O Marty ligou-me e estava tão excitado por fazermos este filme juntos“, continuou. “Eu disse, ‘não vou fazer o filme’. Queria um papel diferente, e queria algumas outras coisas diferentes. Tínhamos falado sobre fazê-lo durante muito tempo, mas aconteceram coisas e o estúdio levou a coisas diferentes. Disse ao Marty que não queria fazê-lo“, contou o ator.

Durante a entrevista, que pode ser visualizada aqui, Mark Wahlberg relembrou a reação de Martin Scorsese à sua rejeição. O realizador ficou então em silêncio por um minuto e, por fim, apenas disse “OK“.
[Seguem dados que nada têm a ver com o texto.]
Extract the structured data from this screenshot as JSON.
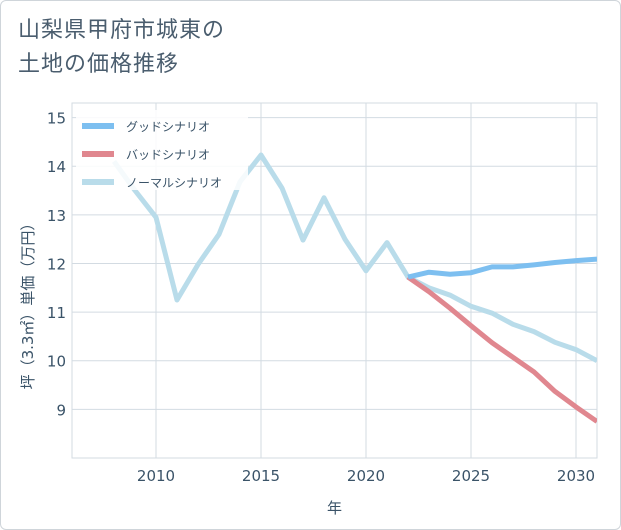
{
  "page": {
    "title_line1": "山梨県甲府市城東の",
    "title_line2": "土地の価格推移"
  },
  "chart_data": {
    "type": "line",
    "xlabel": "年",
    "ylabel": "坪（3.3㎡）単価（万円）",
    "xlim": [
      2006,
      2031
    ],
    "ylim": [
      8,
      15.3
    ],
    "xticks": [
      2010,
      2015,
      2020,
      2025,
      2030
    ],
    "yticks": [
      9,
      10,
      11,
      12,
      13,
      14,
      15
    ],
    "grid": true,
    "legend_position": "top-left",
    "series": [
      {
        "name": "グッドシナリオ",
        "color": "#7dbff0",
        "x": [
          2022,
          2023,
          2024,
          2025,
          2026,
          2027,
          2028,
          2029,
          2030,
          2031
        ],
        "values": [
          11.72,
          11.82,
          11.78,
          11.81,
          11.93,
          11.93,
          11.97,
          12.02,
          12.06,
          12.09
        ]
      },
      {
        "name": "バッドシナリオ",
        "color": "#e0878f",
        "x": [
          2022,
          2023,
          2024,
          2025,
          2026,
          2027,
          2028,
          2029,
          2030,
          2031
        ],
        "values": [
          11.72,
          11.42,
          11.08,
          10.72,
          10.37,
          10.07,
          9.77,
          9.37,
          9.05,
          8.75
        ]
      },
      {
        "name": "ノーマルシナリオ",
        "color": "#b9dcea",
        "x": [
          2008,
          2009,
          2010,
          2011,
          2012,
          2013,
          2014,
          2015,
          2016,
          2017,
          2018,
          2019,
          2020,
          2021,
          2022,
          2023,
          2024,
          2025,
          2026,
          2027,
          2028,
          2029,
          2030,
          2031
        ],
        "values": [
          14.1,
          13.5,
          12.95,
          11.25,
          11.98,
          12.6,
          13.68,
          14.23,
          13.55,
          12.48,
          13.35,
          12.5,
          11.85,
          12.43,
          11.72,
          11.5,
          11.35,
          11.12,
          10.98,
          10.75,
          10.6,
          10.38,
          10.23,
          10.0
        ]
      }
    ]
  }
}
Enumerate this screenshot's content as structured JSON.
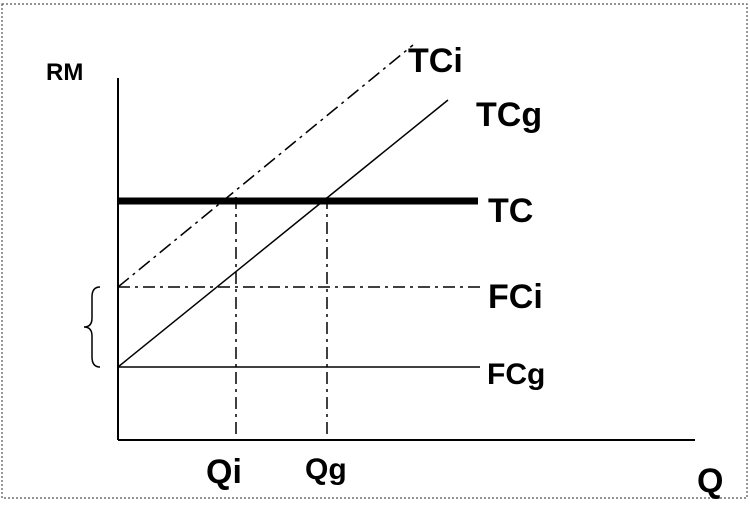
{
  "labels": {
    "y_axis": "RM",
    "x_axis": "Q",
    "tci": "TCi",
    "tcg": "TCg",
    "tc": "TC",
    "fci": "FCi",
    "fcg": "FCg",
    "qi": "Qi",
    "qg": "Qg"
  },
  "colors": {
    "line": "#000000",
    "background": "#ffffff",
    "frame": "#555555"
  }
}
O agente de Wahlberg foi de imediato conversar com o ator. “What the fuck?“, foi o que o agente perguntou ao ator que tinha acabado de rejeitar um dos realizadores mais conceituados no mundo. “Vai lá falar com Scorsese“, ordenou o agente a Mark Wahlberg. Apesar da falta de vontade de Wahlberg em participar do filme, tanto Martin Scorsese como o agente sabiam que este era o papel indicado para si.

Não vais a bem, vais a mal

O ator relatou o episódio em que, depois de ter já rejeitado o papel por múltiplas ocasiões, foi ainda enfrentar o realizador de O Touro Enraivecido (1980). “Eles puseram-me num avião a um fim-de-semana para ir ao escritório do Marty“, revelou o ator. “Li o guião outra vez, e estava bastante irritado e disse outra vez que não o ia fazer. O Marty disse-me: ‘Olha para este papel, olha para o que podes fazer a todas estas pessoas’“, recordou Wahlberg.

O realizador sabia que Mark Wahlberg era do mundo de Boston, onde se ia passar a história, e que portanto o ator estaria preparado para o filme. Wahlberg confessa o que o fez mudar de ideias: “(…) e eu falei com ele sobre improvisar e fazer a minha própria cena e ele disse: ‘Meu, és livre de fazeres o que quiseres’“.

Martin Scorsese é já dos da velha guarda no que toca a incentivar os seus atores a improvisar. Tanto Robert De Niro, em Taxi Driver (1976), como Joe Pesci, em Tudo Bons Rapazes (1990), tiveram os seus momentos icónicos de improviso. É verdade, Pesci foi mais longe, e conseguiu alcançar o Oscar. De Niro, por sua vez, ficou-se pela nomeação.

Já Mark Wahlberg, com isto, foi mais longe do que nunca: fez o filme, que venceu o principal prémio da Academia, e arrecadou uma nomeação para o Oscar de Melhor Ator Secundário – feito que não mais voltou a acontecer.